Man dies driving off collapsed bridge following Google Maps – family sues

US

Google is being sued by the family of a man who drove off a collapsed bridge while following Google Maps.

The family of Philip Paxson are accusing the tech giant of negligence, claiming they had been informed the bridge had been collapsed for five years but failed to update their navigation system.

The medical device salesman and father of two, drowned in September last year after his Jeep Gladiator plunged into Snow Creek in Hickory, North Carolina according to a lawsuit filed on Tuesday.

He was driving home from his daughter’s ninth birthday party through an unfamiliar neighbourhood when Google Maps allegedly directed him to cross the collapsed bridge.

“Our girls ask how and why their daddy died, and I’m at a loss for words they can understand because, as an adult, I still can’t understand how those responsible for the GPS directions and the bridge could have acted with so little regard for human life,” his wife, Alicia Paxson, said.

Police who found Paxton’s body in his overturned and partially submerged truck said there were no barriers or warning signs along the washed-out roadway.

He had driven off an unguarded edge and crashed about 20 feet below, according to the lawsuit.

More on Google

The North Carolina State Patrol had said the bridge was not maintained by local or state officials, and the original developer’s company had dissolved.

The lawsuit names several private property management companies that it claims are responsible for the bridge and the adjoining land.
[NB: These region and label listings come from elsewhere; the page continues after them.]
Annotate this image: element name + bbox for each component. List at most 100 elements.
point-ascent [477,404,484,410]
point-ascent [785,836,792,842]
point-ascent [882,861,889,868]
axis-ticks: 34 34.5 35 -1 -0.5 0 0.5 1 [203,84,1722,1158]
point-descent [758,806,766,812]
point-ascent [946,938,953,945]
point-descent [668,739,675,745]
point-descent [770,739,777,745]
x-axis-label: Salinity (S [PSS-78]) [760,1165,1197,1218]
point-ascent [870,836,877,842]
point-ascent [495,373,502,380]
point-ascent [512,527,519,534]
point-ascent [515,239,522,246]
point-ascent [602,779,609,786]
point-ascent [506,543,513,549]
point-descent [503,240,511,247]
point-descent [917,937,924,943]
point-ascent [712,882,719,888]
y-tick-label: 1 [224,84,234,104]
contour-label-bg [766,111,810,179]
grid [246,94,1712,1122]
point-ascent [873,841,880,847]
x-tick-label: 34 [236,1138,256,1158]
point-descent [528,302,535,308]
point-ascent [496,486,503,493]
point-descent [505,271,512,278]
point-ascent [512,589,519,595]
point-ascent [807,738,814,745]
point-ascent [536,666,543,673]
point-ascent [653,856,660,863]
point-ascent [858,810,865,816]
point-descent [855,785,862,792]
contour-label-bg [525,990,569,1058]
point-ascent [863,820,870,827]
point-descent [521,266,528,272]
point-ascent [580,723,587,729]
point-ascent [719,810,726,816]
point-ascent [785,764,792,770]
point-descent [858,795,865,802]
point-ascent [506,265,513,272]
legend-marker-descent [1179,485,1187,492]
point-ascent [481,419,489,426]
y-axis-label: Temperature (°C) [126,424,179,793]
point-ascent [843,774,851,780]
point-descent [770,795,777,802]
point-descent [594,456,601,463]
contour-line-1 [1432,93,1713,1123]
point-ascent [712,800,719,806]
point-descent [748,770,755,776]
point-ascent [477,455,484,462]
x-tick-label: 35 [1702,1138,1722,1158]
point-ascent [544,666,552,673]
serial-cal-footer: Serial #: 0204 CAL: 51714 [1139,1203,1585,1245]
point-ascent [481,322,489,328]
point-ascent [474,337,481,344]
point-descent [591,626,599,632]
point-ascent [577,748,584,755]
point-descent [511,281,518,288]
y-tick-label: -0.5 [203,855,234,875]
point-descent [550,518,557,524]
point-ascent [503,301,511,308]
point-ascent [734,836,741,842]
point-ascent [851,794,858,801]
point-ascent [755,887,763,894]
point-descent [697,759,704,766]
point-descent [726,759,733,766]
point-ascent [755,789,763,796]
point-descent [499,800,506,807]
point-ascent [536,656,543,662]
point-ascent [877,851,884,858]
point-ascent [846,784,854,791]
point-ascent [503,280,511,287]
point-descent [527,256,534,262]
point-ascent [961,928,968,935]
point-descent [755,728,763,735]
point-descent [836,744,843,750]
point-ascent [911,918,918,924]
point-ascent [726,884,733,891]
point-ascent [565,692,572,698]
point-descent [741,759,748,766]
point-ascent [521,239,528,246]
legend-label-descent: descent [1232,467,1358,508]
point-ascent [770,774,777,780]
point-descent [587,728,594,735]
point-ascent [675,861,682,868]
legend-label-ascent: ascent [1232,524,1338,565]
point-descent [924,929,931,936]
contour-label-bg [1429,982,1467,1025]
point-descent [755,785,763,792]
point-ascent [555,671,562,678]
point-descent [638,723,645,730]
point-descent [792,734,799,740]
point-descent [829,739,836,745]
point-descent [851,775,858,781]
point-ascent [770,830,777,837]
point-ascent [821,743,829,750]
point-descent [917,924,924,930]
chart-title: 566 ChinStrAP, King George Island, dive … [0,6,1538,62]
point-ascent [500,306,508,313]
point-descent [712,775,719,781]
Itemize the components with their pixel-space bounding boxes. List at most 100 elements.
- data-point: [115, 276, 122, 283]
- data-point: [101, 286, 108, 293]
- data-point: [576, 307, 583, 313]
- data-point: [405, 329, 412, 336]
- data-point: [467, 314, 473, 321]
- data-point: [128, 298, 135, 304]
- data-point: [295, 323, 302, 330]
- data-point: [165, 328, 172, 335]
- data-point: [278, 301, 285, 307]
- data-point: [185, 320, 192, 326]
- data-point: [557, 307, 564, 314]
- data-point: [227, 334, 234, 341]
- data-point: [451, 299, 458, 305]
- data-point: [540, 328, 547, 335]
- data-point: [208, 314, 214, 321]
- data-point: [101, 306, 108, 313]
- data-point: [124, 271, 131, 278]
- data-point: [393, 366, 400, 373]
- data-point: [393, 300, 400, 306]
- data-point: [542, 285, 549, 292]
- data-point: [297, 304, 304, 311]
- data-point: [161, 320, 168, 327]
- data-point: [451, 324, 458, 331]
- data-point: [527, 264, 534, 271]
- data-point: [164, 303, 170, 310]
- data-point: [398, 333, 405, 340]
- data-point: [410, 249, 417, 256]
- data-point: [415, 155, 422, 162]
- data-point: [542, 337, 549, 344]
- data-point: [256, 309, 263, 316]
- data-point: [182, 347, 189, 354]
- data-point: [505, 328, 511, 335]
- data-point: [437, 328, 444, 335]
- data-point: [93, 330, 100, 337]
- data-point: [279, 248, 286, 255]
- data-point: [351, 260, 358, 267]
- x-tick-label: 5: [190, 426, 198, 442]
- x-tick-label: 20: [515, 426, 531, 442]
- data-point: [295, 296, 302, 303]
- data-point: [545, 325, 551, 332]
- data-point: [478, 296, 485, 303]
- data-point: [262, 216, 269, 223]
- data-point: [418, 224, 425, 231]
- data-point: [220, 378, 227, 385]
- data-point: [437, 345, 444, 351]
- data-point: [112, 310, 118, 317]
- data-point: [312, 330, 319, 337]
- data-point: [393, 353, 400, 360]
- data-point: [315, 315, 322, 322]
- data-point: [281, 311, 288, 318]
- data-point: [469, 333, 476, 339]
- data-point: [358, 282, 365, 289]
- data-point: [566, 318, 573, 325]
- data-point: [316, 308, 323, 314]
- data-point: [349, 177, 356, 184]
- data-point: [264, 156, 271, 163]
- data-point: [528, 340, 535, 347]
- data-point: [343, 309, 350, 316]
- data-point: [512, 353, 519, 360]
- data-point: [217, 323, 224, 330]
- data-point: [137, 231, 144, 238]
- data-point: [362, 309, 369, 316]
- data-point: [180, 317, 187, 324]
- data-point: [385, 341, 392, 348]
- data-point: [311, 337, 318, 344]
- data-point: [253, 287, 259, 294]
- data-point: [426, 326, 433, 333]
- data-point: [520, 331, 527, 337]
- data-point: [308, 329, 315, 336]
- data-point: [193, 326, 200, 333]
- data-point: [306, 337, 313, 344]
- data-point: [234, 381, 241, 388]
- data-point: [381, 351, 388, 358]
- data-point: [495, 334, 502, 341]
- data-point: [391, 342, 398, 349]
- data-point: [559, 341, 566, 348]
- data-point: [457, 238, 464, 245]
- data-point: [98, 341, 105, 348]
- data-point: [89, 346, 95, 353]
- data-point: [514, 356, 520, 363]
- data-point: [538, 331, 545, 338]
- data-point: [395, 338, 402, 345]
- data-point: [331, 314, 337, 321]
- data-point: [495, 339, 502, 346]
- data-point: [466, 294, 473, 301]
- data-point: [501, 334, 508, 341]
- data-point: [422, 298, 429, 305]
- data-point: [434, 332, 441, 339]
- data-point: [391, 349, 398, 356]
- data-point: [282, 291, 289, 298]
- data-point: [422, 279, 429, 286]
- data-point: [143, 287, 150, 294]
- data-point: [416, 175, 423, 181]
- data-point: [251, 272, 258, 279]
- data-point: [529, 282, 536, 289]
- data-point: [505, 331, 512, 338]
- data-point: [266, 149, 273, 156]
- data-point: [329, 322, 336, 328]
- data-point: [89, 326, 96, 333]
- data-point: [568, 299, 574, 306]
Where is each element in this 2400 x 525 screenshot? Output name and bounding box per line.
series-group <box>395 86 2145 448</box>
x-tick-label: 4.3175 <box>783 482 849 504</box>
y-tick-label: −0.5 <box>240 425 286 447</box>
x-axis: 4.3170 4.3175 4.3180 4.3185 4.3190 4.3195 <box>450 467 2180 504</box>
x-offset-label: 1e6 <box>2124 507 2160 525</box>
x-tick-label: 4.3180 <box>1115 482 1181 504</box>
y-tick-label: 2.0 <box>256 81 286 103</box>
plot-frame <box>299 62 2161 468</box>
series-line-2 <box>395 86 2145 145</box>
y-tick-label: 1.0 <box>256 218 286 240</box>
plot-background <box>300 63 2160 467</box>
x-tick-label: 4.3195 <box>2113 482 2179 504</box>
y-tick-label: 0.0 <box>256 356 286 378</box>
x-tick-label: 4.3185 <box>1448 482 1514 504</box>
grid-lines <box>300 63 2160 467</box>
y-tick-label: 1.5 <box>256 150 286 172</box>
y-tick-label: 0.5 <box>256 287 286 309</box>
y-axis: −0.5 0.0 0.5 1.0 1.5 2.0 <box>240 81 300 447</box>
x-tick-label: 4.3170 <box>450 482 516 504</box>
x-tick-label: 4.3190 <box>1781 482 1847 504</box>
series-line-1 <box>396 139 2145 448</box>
The collapsed bridge at Snow Creek in Hickory, North Carolina
Image:
The collapsed bridge at Snow Creek in Hickory, North Carolina

Multiple people had notified Google Maps about the collapse in the years leading up to Paxson’s death and had urged the company to update its route information, according to the lawsuit.

The court filing includes email records from another Hickory resident who had used the map’s “suggest an edit” feature in September 2020 to alert the company that it was directing drivers over the collapsed bridge.

A November 2020 email confirmation from Google confirms the company received her report and was reviewing the suggested change, but the lawsuit claims Google took no further action.

“We have the deepest sympathies for the Paxson family,” Google spokesperson José Castañeda told The Associated Press.

“Our goal is to provide accurate routing information in Maps and we are reviewing this lawsuit.”